Following Bioconductor best practices (fail-fast principle), these are explicit parameters, not optional. They must be passed at object construction time:


analysis <- build_analysis(
  readcounts = readcounts,
  metadata = metadata_df,
  tx2gene = gff3_file,
  tpm = tpm,                    # REQUIRED from Salmon output
  effective_length = effective_length,  # REQUIRED from Salmon output
  config = config
)

This wrapper combines two steps into one:

  1. Call .build_se() to create a SummarizedExperiment from transcript counts

  2. Wrap the result in TSENATAnalysis() to create the analysis object

The returned object is ready for diversity analysis via calculate_diversity().

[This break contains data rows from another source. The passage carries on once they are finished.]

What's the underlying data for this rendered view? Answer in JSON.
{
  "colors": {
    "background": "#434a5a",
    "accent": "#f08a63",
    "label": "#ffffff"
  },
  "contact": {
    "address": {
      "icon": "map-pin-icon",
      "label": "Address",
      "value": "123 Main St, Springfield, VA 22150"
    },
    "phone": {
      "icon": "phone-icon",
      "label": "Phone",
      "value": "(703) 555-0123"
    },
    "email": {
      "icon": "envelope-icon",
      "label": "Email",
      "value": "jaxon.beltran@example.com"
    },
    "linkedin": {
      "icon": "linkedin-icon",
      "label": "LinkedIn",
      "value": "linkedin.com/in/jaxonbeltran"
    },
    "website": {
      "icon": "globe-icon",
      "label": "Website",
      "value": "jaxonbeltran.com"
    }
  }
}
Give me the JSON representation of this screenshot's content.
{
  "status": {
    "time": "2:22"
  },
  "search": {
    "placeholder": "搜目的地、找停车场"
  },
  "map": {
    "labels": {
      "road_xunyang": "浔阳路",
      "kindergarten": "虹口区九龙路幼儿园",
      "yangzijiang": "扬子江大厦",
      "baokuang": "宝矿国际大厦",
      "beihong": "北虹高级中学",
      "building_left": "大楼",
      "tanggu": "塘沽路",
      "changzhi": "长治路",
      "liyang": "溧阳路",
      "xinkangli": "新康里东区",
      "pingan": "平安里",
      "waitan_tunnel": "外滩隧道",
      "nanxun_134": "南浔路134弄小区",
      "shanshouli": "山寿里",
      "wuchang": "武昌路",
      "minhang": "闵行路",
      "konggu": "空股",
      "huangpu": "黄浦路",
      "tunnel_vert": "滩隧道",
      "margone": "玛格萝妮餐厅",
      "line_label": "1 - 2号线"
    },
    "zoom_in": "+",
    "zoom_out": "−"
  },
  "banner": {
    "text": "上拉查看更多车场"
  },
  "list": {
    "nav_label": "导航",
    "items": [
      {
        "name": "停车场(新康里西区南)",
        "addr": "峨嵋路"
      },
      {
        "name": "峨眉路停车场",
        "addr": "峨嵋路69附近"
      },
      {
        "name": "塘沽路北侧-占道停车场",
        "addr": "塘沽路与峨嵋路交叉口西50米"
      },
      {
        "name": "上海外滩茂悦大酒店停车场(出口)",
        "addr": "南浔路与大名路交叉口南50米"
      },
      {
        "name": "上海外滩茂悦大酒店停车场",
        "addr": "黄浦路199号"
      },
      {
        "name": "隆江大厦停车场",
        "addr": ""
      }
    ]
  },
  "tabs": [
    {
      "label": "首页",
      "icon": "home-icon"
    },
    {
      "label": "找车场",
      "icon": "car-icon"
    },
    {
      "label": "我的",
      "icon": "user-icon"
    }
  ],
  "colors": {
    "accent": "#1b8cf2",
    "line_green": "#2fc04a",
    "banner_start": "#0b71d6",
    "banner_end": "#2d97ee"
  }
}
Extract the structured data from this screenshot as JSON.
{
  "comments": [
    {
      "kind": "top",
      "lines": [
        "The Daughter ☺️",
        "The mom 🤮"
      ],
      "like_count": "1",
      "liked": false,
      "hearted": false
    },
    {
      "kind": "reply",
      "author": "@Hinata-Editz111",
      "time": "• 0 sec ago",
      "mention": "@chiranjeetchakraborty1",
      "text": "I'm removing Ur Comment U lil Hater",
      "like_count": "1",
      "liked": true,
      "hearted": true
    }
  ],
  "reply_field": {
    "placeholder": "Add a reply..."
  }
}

If you need to inspect or filter the SummarizedExperiment before creating the TSENATAnalysis object, call .build_se() and TSENATAnalysis() separately.

Details

When using salmon_dir, the function automatically:

  1. Discovers all Salmon sample folders and quant.sf files

  2. Reads transcript counts (NumReads), TPM, and effective_length

  3. Extracts sample names from directory structure

  4. Creates count matrix ready for analysis

The salmon_dir parameter provides a convenient alternative to manually constructing the readcounts matrix, especially useful in Galaxy workflows.

See also

TSENATAnalysis for the S4 class structure calculate_diversity for computing Tsallis entropy

Examples

# Create example transcript count data
set.seed(42)
n_genes <- 10
n_isoforms_per_gene <- 3
n_isoforms <- n_genes * n_isoforms_per_gene
n_samples <- 10

# Generate count matrix
counts <- matrix(rpois(n_isoforms * n_samples, lambda = 20),
                 nrow = n_isoforms, ncol = n_samples)
rownames(counts) <- paste0('TX_', 1:n_isoforms)
colnames(counts) <- paste0('Sample_', 1:n_samples)

# Create tx2gene mapping
tx2gene <- data.frame(
  Transcript = rownames(counts),
  Gene = rep(paste0('GENE_', 1:n_genes), each = n_isoforms_per_gene))

# Create sample metadata
metadata <- data.frame(
  sample = colnames(counts),
  condition = rep(c('control', 'treatment'), each = 5),
  row.names = colnames(counts))

# Build analysis object - use NAMED parameters to avoid confusion
# Method 1: With explicit tx2gene data.frame (most common)
config <- TSENAT_config(sample_col = 'sample', condition_col = 'condition')
analysis <- build_analysis(
  readcounts = counts,
  tx2gene = tx2gene,
  metadata = metadata,
  config = config)

# Verify the analysis object was created
analysis
#> TSENATAnalysis Object
#> ====================
#> Genes:       30
#> Samples:     10
#> Configuration: 27 parameters
#> Analysis status: EMPTY
#> Created: 2026-04-14 05:56:25.171471
#> 
print(dim(analysis))
#> NULL

# \donttest{
# Method 2: From Salmon quantification folder
# Requires directory structure like:
#   salmon_output/
#     sample1/quant.sf
#     sample2/quant.sf
#     ...
# 
# salmon_dir <- '/path/to/salmon/directory'
# 
# First create sample metadata matching Salmon sample names
# salmon_metadata <- data.frame(
#   condition = c('control', 'control', 'treatment', 'treatment'),
#   row.names = c('sample1', 'sample2', 'sample3', 'sample4')
# )
# 
# analysis_salmon <- build_analysis(
#   salmon_dir = salmon_dir,
#   tx2gene = 'annotation.gff3.gz',  # Auto-parsed from GFF3
#   metadata = salmon_metadata
# )
#
# Method 3: Hybrid - Salmon counts with manual tx2gene
# analysis_hybrid <- build_analysis(
#   salmon_dir = salmon_dir,
#   tx2gene = tx2gene,  # data.frame instead of file
#   metadata = salmon_metadata
# )
#
# Method 4: Pass metadata via config (parameter resolution pattern)
# cfg <- TSENAT_config()
# cfg$metadata <- metadata
# analysis_with_config <- build_analysis(
#   readcounts = counts,
#   tx2gene = tx2gene,
#   config = cfg
#   # Note: metadata argument omitted - will be read from config$metadata
# )
# }

# Advanced: Assigning metadata to assays after object creation
# When adding metadata to SummarizedExperiment assays, always use the
# S4Vectors namespace to ensure proper method dispatch:
#   
#   se <- getSE(analysis)
#   assay_with_ci <- SummarizedExperiment::assay(se, 'log2fc_ci')
#   S4Vectors::metadata(assay_with_ci)$lower <- ci_lower_bounds
#   S4Vectors::metadata(assay_with_ci)$upper <- ci_upper_bounds
#
# Note: Avoid using metadata(assay) without the namespace - this can
# cause silent failures in S4 object metadata assignment.